Language and Tropisms
The Verbal Representation of Subjectivity in the Work of Nathalie Sarraute
Lidia Tutuc
Princeton University
Nathalie Sarraute’s main concern in her fictional texts
seems to be the rendering of a fragmented subjectivity, of disembodied states
of consciousness: not real subjects, not “flesh and blood” characters,
but rather anonymous interlocutors, usually an amorphous mass, referred to
simply as “ils.” By this suspension of identification, she not
only goes beyond the traditional notion of character, but also replaces it
with the presentation of what she calls “tropisms.” These are
particular subterranean movements, interpenetrating, unnamable and which produce
the indefinite states of consciousness just mentioned. Subjectivity, in Sarraute’s
texts, is emphasized as a matter that lacks shape and consistency, and which
cannot easily be contained within limits. The difficulty and the challenge
of the writer’s attempt come from the fact that there is a gap between
the fluidity or indefiniteness of experience and the petrifying power of language.

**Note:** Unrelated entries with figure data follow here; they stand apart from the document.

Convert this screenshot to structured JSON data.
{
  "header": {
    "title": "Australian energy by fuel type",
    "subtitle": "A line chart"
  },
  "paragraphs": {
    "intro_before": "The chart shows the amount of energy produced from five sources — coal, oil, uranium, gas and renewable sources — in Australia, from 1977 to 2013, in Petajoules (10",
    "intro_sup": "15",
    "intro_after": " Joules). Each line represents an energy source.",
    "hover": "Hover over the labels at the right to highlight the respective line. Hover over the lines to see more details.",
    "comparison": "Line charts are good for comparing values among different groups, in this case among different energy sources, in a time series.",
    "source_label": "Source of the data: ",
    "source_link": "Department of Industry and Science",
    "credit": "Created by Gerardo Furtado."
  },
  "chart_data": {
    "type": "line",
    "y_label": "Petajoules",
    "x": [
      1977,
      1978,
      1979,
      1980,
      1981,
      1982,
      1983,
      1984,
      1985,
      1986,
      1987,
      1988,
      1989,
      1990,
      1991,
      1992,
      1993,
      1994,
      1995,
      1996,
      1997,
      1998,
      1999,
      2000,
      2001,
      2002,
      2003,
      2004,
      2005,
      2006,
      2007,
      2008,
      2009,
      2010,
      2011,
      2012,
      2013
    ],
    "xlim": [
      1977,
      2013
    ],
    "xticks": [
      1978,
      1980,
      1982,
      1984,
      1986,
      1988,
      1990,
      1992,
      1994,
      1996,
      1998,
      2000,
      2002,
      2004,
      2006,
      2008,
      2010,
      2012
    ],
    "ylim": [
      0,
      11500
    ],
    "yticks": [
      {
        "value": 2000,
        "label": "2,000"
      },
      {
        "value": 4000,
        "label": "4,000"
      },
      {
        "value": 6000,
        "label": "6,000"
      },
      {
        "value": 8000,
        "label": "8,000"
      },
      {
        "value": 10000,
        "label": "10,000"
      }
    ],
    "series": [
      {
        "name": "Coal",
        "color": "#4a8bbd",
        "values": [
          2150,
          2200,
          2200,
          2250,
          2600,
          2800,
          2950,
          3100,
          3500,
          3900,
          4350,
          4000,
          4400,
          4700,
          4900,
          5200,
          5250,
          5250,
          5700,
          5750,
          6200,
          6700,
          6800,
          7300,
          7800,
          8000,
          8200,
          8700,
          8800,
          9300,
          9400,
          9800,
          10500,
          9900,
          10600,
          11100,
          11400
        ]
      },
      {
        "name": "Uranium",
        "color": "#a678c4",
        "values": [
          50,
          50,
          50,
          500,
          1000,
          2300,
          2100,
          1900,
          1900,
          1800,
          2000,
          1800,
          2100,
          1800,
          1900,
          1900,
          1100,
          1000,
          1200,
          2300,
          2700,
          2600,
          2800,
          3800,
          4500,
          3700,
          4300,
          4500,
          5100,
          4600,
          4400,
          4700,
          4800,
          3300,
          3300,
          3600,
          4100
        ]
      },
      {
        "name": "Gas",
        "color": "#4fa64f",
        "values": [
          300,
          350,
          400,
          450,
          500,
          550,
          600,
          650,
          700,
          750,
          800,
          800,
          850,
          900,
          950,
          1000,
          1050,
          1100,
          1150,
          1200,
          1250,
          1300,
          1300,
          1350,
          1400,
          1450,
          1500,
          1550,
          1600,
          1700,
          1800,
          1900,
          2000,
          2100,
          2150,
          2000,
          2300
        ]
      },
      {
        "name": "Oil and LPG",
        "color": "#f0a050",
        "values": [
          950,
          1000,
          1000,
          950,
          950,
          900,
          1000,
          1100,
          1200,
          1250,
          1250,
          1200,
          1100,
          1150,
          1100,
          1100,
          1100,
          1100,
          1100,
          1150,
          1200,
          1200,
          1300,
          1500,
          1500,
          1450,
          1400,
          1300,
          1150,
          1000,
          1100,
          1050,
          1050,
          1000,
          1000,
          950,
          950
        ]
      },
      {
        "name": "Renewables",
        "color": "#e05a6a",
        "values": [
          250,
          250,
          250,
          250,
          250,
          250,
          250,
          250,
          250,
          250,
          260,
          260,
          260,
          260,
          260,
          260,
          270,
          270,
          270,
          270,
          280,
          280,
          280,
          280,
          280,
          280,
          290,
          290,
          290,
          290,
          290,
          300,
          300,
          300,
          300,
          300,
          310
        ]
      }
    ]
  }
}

The extreme mobility and fragility of the tropism cannot be properly expressed
by the nominal component of language, and the author has to resort more to
the syntactical dimension, to find her literary strategies especially among
a particular arrangement of words and sentence rhythms.
The aim of this paper is to show and to question Sarraute’s techniques
for the verbal representation of subjectivity. By choosing specific excerpts
from her texts, we will emphasize the way in which words can/cannot express
the particular tropismal reality, and we will concentrate as well on the specific
strategies used by the author in order to counterpoise the incapacity of language
to represent such subjective, pre-verbal, instinctive reactions.